São Paulo
Faz todo sentido comentar a novela “Vale Tudo”. Ela fala de temas fundamentais como ambição, sedução, honestidade, ética (ou a falta dela), paixão, violência, relações humanas, vida, morte e tudo o que diz respeito a qualquer sociedade.
“Vale Tudo” é tão importante para nossa cultura popular que ficou em primeiro lugar na lista das 60 maiores novelas dos 60 anos da Rede Globo, na opinião de jornalistas e colunistas de entretenimento dos mais variados veículos.
Em outras palavras, é absolutamente esperado que o remake de “Vale Tudo” com seu novo elenco e atualizações seja objeto de interesse de milhões de pessoas. Ainda mais quando surge um embate entre um ator consagrado como Cauã Reymond e a atriz Bella Campos, que faz o papel da icônica Maria de Fátima. Todo mundo gosta de fofocas, de embates, de ver na tela as cenas de ficção sabendo das tensões da vida real.

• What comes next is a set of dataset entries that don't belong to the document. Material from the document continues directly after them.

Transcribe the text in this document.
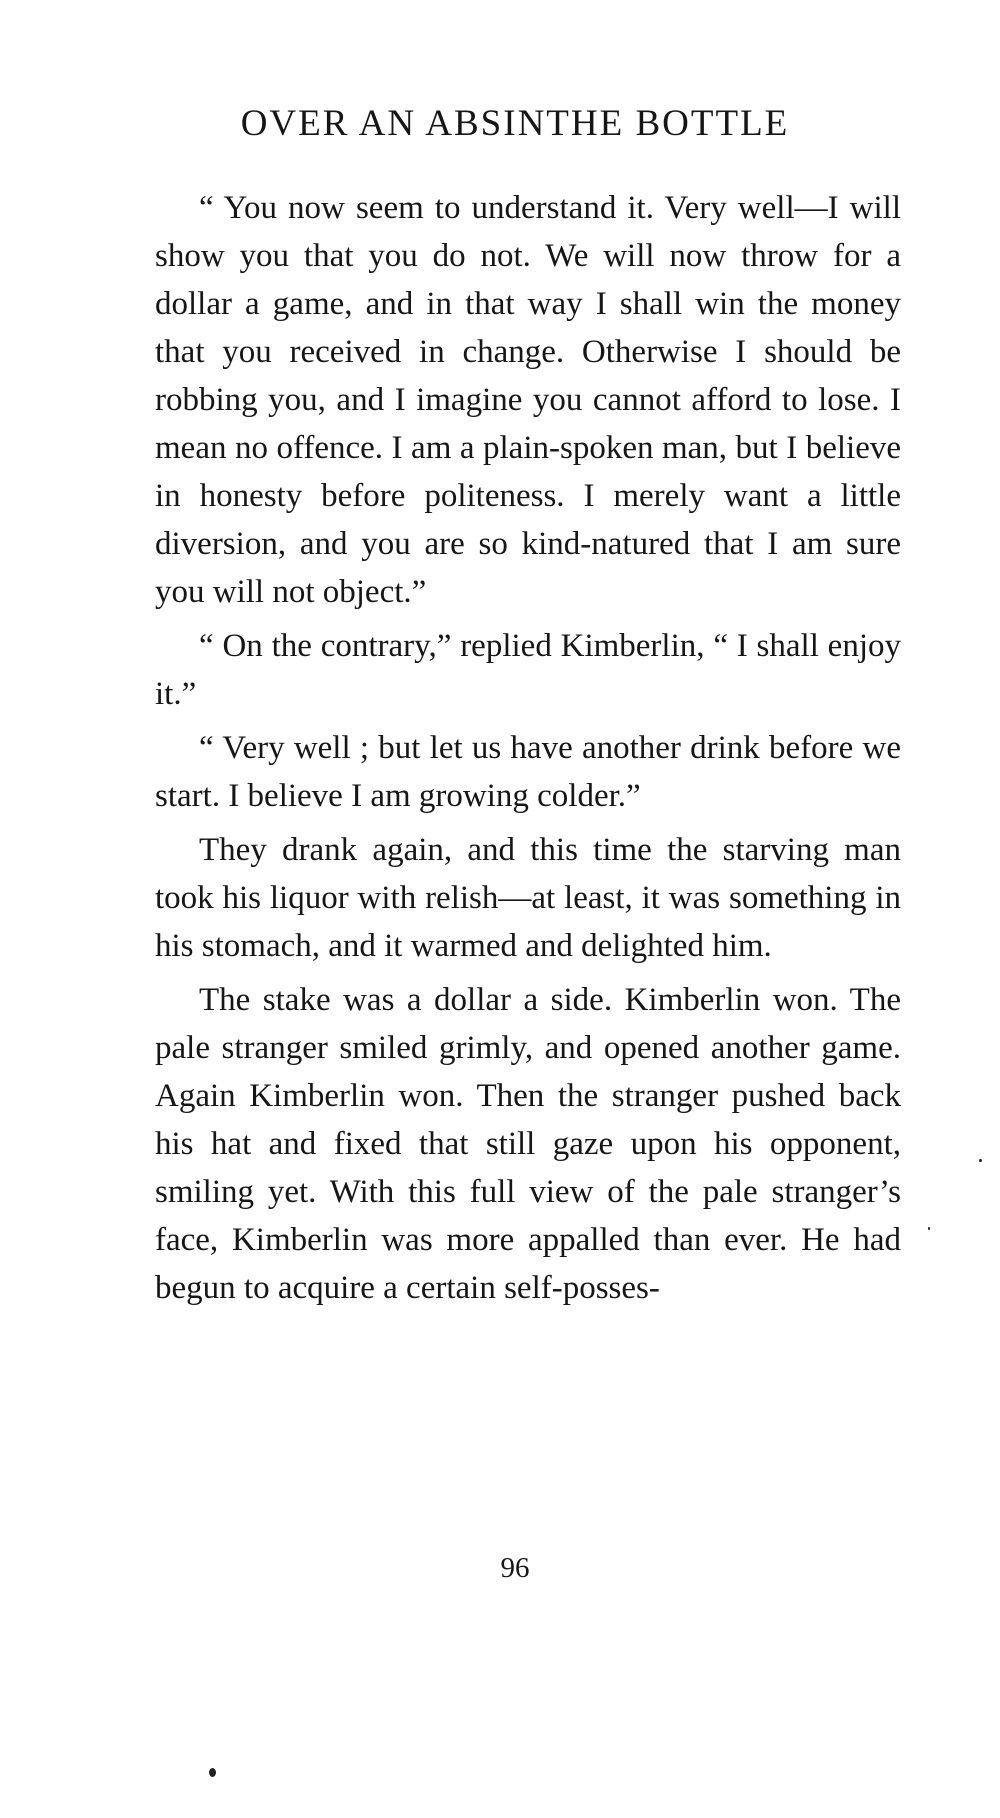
OVER AN ABSINTHE BOTTLE

“ You now seem to understand it. Very well—I will show you that you do not. We will now throw for a dollar a game, and in that way I shall win the money that you received in change. Otherwise I should be robbing you, and I imagine you cannot afford to lose. I mean no offence. I am a plain-spoken man, but I believe in honesty before politeness. I merely want a little diversion, and you are so kind-natured that I am sure you will not object.”

“ On the contrary,” replied Kimberlin, “ I shall enjoy it.”

“ Very well ; but let us have another drink before we start. I believe I am growing colder.”

They drank again, and this time the starving man took his liquor with relish—at least, it was something in his stomach, and it warmed and delighted him.

The stake was a dollar a side. Kimberlin won. The pale stranger smiled grimly, and opened another game. Again Kimberlin won. Then the stranger pushed back his hat and fixed that still gaze upon his opponent, smiling yet. With this full view of the pale stranger’s face, Kimberlin was more appalled than ever. He had begun to acquire a certain self-posses-

96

Há dias estamos acompanhando o desenrolar dessa desinteligência, tentando entender por que os dois não se bicam, quando as desavenças começaram, quais são os atores que apoiam os envolvidos. E mais, as questões levantadas na discussão entre Cauã e Bella, envolvendo machismo, autoridade e falta de coleguismo, também podem ser didáticas e oferecer pautas interessantes para uma conversa entre todos nós.
Porém, a coisa está começando a tangenciar a bizarrice. Porque já não estamos mais falando de trabalho, de comportamento profissional, de coleguismo, mas de detalhes corporais. Bella teria reclamado até do “cheiro” de Cauã, tanto do hálito quanto do seu suor. Imediatamente, alguém exumou uma informação de 13 anos atrás de que ele não usa desodorante e prefere passar talco nas axilas.

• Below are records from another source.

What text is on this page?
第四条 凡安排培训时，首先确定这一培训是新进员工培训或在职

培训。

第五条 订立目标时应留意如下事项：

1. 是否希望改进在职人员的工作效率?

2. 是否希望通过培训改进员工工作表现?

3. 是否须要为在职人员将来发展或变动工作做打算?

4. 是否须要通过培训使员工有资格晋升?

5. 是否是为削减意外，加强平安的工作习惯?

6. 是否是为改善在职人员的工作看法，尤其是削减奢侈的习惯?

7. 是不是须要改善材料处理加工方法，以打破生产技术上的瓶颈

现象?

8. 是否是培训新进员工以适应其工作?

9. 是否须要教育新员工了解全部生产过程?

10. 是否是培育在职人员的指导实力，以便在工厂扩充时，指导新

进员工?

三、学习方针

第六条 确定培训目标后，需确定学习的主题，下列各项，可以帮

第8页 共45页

Sério, gente? Tudo bem que muitos jornalistas foram entrevistar dermatologistas e prestaram um serviço público ao elucidar se talco substitui desodorante ou não (segundo a dermatologista, não, porque o talco não tem propriedades bactericidas nem antissépticas). Mas faz sentido chegar nesse nível de detalhe?

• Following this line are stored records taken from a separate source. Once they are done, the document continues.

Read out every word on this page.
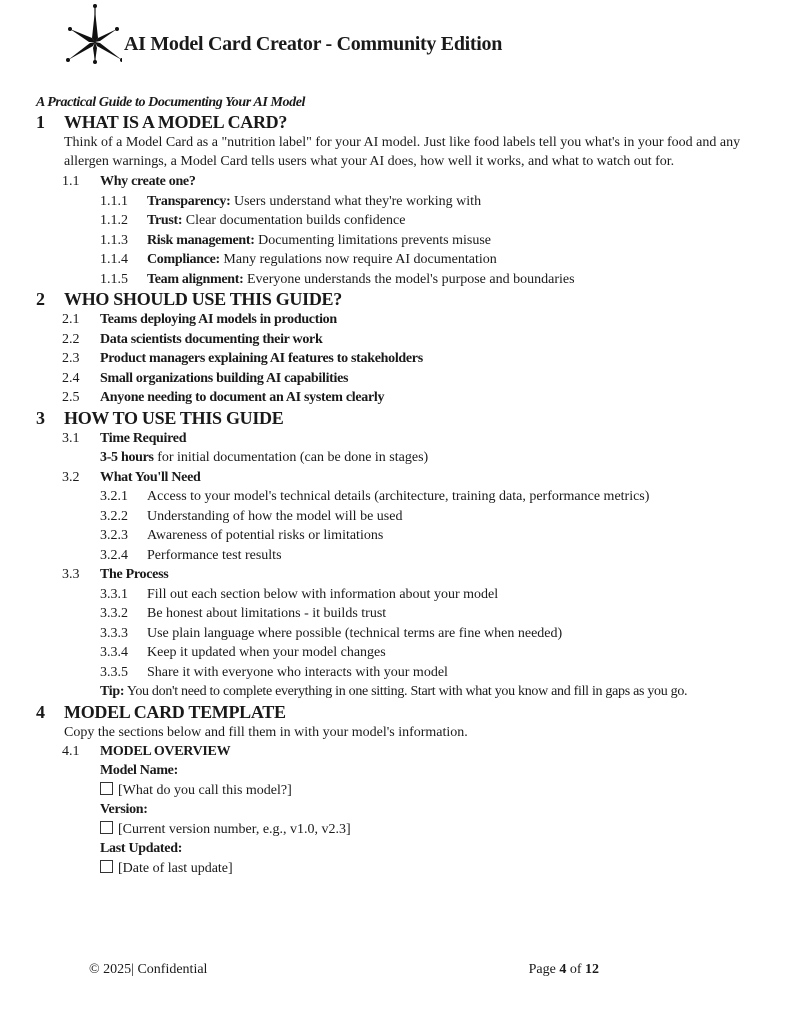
AI Model Card Creator - Community Edition
A Practical Guide to Documenting Your AI Model
1	WHAT IS A MODEL CARD?
Think of a Model Card as a "nutrition label" for your AI model. Just like food labels tell you what's in your food and any allergen warnings, a Model Card tells users what your AI does, how well it works, and what to watch out for.
1.1	Why create one?
1.1.1	Transparency: Users understand what they're working with
1.1.2	Trust: Clear documentation builds confidence
1.1.3	Risk management: Documenting limitations prevents misuse
1.1.4	Compliance: Many regulations now require AI documentation
1.1.5	Team alignment: Everyone understands the model's purpose and boundaries
2	WHO SHOULD USE THIS GUIDE?
2.1	Teams deploying AI models in production
2.2	Data scientists documenting their work
2.3	Product managers explaining AI features to stakeholders
2.4	Small organizations building AI capabilities
2.5	Anyone needing to document an AI system clearly
3	HOW TO USE THIS GUIDE
3.1	Time Required
3-5 hours for initial documentation (can be done in stages)
3.2	What You'll Need
3.2.1	Access to your model's technical details (architecture, training data, performance metrics)
3.2.2	Understanding of how the model will be used
3.2.3	Awareness of potential risks or limitations
3.2.4	Performance test results
3.3	The Process
3.3.1	Fill out each section below with information about your model
3.3.2	Be honest about limitations - it builds trust
3.3.3	Use plain language where possible (technical terms are fine when needed)
3.3.4	Keep it updated when your model changes
3.3.5	Share it with everyone who interacts with your model
Tip: You don't need to complete everything in one sitting. Start with what you know and fill in gaps as you go.
4	MODEL CARD TEMPLATE
Copy the sections below and fill them in with your model's information.
4.1	MODEL OVERVIEW
Model Name:
[What do you call this model?]
Version:
[Current version number, e.g., v1.0, v2.3]
Last Updated:
[Date of last update]
© 2025| Confidential	Page 4 of 12
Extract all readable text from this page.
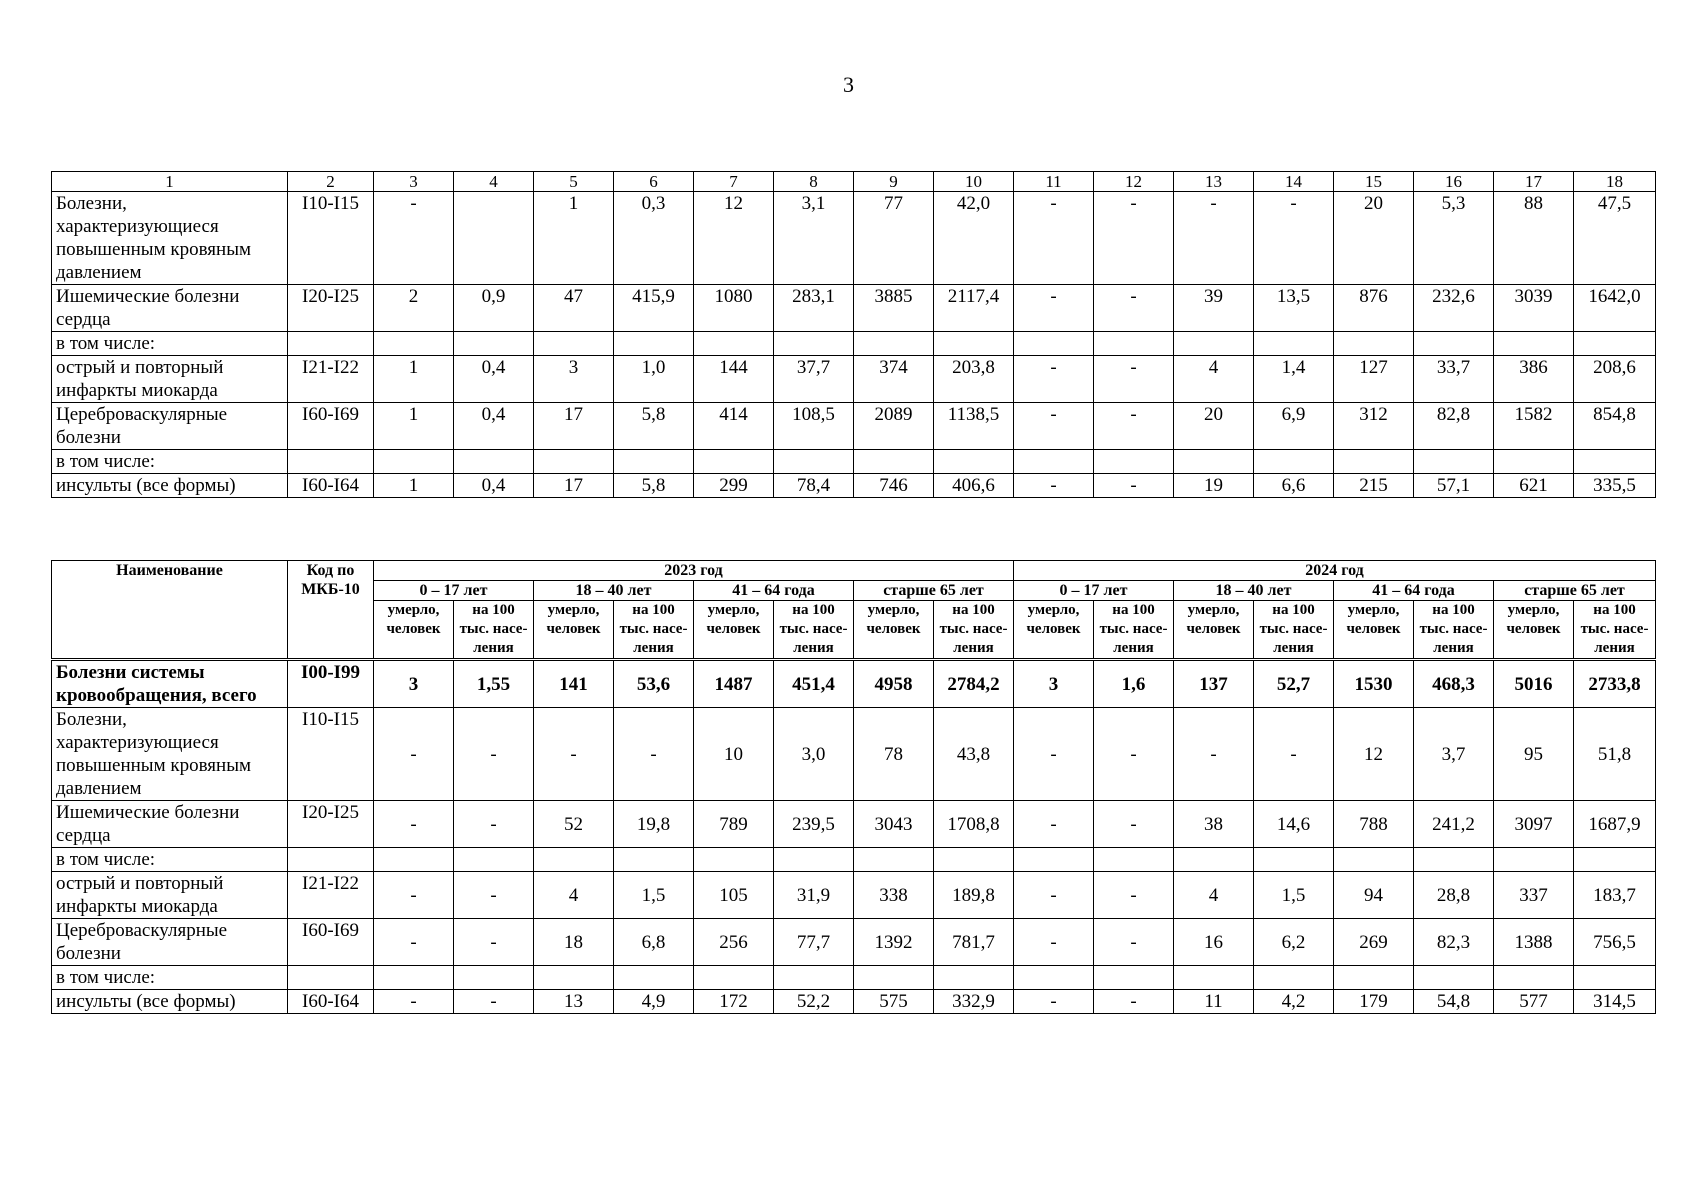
3
1	2	3	4	5	6	7	8	9	10	11	12	13	14	15	16	17	18
Болезни, характеризующиеся повышенным кровяным давлением	I10-I15	-		1	0,3	12	3,1	77	42,0	-	-	-	-	20	5,3	88	47,5
Ишемические болезни сердца	I20-I25	2	0,9	47	415,9	1080	283,1	3885	2117,4	-	-	39	13,5	876	232,6	3039	1642,0
в том числе:																	
острый и повторный инфаркты миокарда	I21-I22	1	0,4	3	1,0	144	37,7	374	203,8	-	-	4	1,4	127	33,7	386	208,6
Цереброваскулярные болезни	I60-I69	1	0,4	17	5,8	414	108,5	2089	1138,5	-	-	20	6,9	312	82,8	1582	854,8
в том числе:																	
инсульты (все формы)	I60-I64	1	0,4	17	5,8	299	78,4	746	406,6	-	-	19	6,6	215	57,1	621	335,5
Наименование	Код по МКБ-10	2023 год								2024 год							
		0 – 17 лет		18 – 40 лет		41 – 64 года		старше 65 лет		0 – 17 лет		18 – 40 лет		41 – 64 года		старше 65 лет	
		умерло, человек	на 100 тыс. насе-ления	умерло, человек	на 100 тыс. насе-ления	умерло, человек	на 100 тыс. насе-ления	умерло, человек	на 100 тыс. насе-ления	умерло, человек	на 100 тыс. насе-ления	умерло, человек	на 100 тыс. насе-ления	умерло, человек	на 100 тыс. насе-ления	умерло, человек	на 100 тыс. насе-ления
Болезни системы кровообращения, всего	I00-I99	3	1,55	141	53,6	1487	451,4	4958	2784,2	3	1,6	137	52,7	1530	468,3	5016	2733,8
Болезни, характеризующиеся повышенным кровяным давлением	I10-I15	-	-	-	-	10	3,0	78	43,8	-	-	-	-	12	3,7	95	51,8
Ишемические болезни сердца	I20-I25	-	-	52	19,8	789	239,5	3043	1708,8	-	-	38	14,6	788	241,2	3097	1687,9
в том числе:																	
острый и повторный инфаркты миокарда	I21-I22	-	-	4	1,5	105	31,9	338	189,8	-	-	4	1,5	94	28,8	337	183,7
Цереброваскулярные болезни	I60-I69	-	-	18	6,8	256	77,7	1392	781,7	-	-	16	6,2	269	82,3	1388	756,5
в том числе:																	
инсульты (все формы)	I60-I64	-	-	13	4,9	172	52,2	575	332,9	-	-	11	4,2	179	54,8	577	314,5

Discutir a forma como o ator prefere tratar suas axilas? O problema das faíscas entre Cauã e Bella é realmente baseado no aroma da transpiração do ator? E quanto a nós, que nem estamos envolvidos na briga? Nós precisamos mesmo falar sobre o sovaco do Cauã Reymond? E do sovaco vamos para onde? Vamos discutir as dobras de sua virilha, seus hábitos de higiene no banheiro?
A gente sabe que em tempos de redes sociais e influenciadores, é comum ver famosos dando detalhes de suas vidas, até porque muitos deles não têm repertório para tanta postagem e, no afã de publicar alguma coisa, acabam compartilhando intimidades desnecessárias. Mas vale lembrar que a gente tem a opção de não seguir, não ver, não se interessar.
Por que tantos milhões de pessoas dedicam seu tempo de vida na terra acompanhando a vida de gente vazia em vez de cuidar da própria vida? Ah, sim, eu sei, porque as pessoas querem ver vidas de pessoas ricas, que são aspiracionais. Mas não seria o caso de a gente pensar na última mensagem que o Papa Francisco deixou, aquela que diz para não estacionarmos nossos corações na tristeza e nas ilusões? Porque tudo isso é ilusão.
Temos a ilusão de que poderemos ter a vida do casal que ostenta seus milhões nas redes o dia inteiro. Temos a ilusão de que seremos parte da vida dos famosos da novela, se acompanharmos o sovaco do Cauã Reymond. Só que não. Para eles, a gente nem cheira nem fede. Nem com talco nem com desodorante. Para eles, você, eu, a gente nem existe.
Bora seguir o papa Francisco e estacionar nossos corações em coisas que nos alegrem, que nos façam bem, que nos engrandeçam como pessoas.